Re: getting HTML source
by dws (Chancellor) on Jan 05, 2001 at 00:49 UTC
Re: getting HTML source
by Fastolfe (Vicar) on Jan 05, 2001 at 01:00 UTC
    I fail to see how not installing LWP will make your script more portable. Bundle LWP with your script when you distribute it if necessary. A reliance on things like 'lynx' is precisely what we're trying to avoid by using modules in the first place.

    Your problem with your two system calls is probably because 'lynx' isn't in the script's path. Specify an absolute filename to the program or update your PATH accordingly.

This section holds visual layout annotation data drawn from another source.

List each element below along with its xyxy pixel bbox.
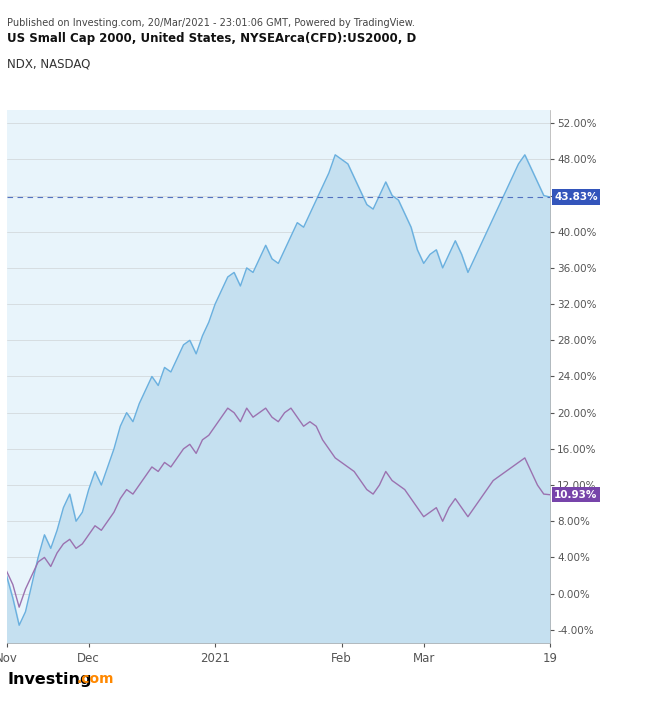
Text: Published on Investing.com, 20/Mar/2021 - 23:01:06 GMT, Powered by TradingView.: Published on Investing.com, 20/Mar/2021 … [7, 18, 415, 28]
Text: US Small Cap 2000, United States, NYSEArca(CFD):US2000, D: US Small Cap 2000, United States, NYSEAr… [7, 32, 416, 45]
Text: 10.93%: 10.93% [554, 490, 598, 500]
Text: NDX, NASDAQ: NDX, NASDAQ [7, 58, 90, 71]
Text: 43.83%: 43.83% [554, 192, 598, 202]
Text: Investing: Investing [8, 672, 92, 686]
Text: .com: .com [77, 672, 115, 686]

    If you "can't" install a module, you might just consider using IO::Socket and request the page by hand using Perl's native network support. That would be the "most" portable solution, but obviously you're never going to code yourself a solution that's as robust as using LWP in the first place will be.

      Thanks for your help. I think that indeed was my problem with the calls to lynx. However, I have since abandoned that method precisely because of nonportability. The script now looks for LWP, and if it isn't found uses IO::Socket. It works fine for my purposes. Installing the module would be my first choice, but my primary goal is ease of installation. It has to be as easy to install as possible by people who don't know anything about Perl, and have as few files as possible.
Re: getting HTML source
by kschwab (Vicar) on Jan 04, 2001 at 23:53 UTC
    LWP was certainly my first thought. I'm not clear on why you can't install a module. In any case, have you tried: lynx -source http://www.address.com/ ? I suspect lynx wants a real url, not just a hostname.
Re: getting HTML source
by EvanK (Chaplain) on Jan 04, 2001 at 23:51 UTC
    well, you could always do it the harder (but sure to work) way: using sockets, (the server you're on is bound to have some sort of socket module) connect to the server you wanna grab the html from (remember to connect on port 80), request the html file (which you could then redirect to a variable or a file on your own server), and close the socket connection.
    Then do whatever you need with the html...that oughtta work.

    ______________________________________________
    It's hard to believe that everyone here is the result of the smartest sperm.

Re: getting HTML source
by ColonelPanic (Friar) on Jan 05, 2001 at 00:55 UTC
    Thanks everyone for your help. Hopefully I can get it working now.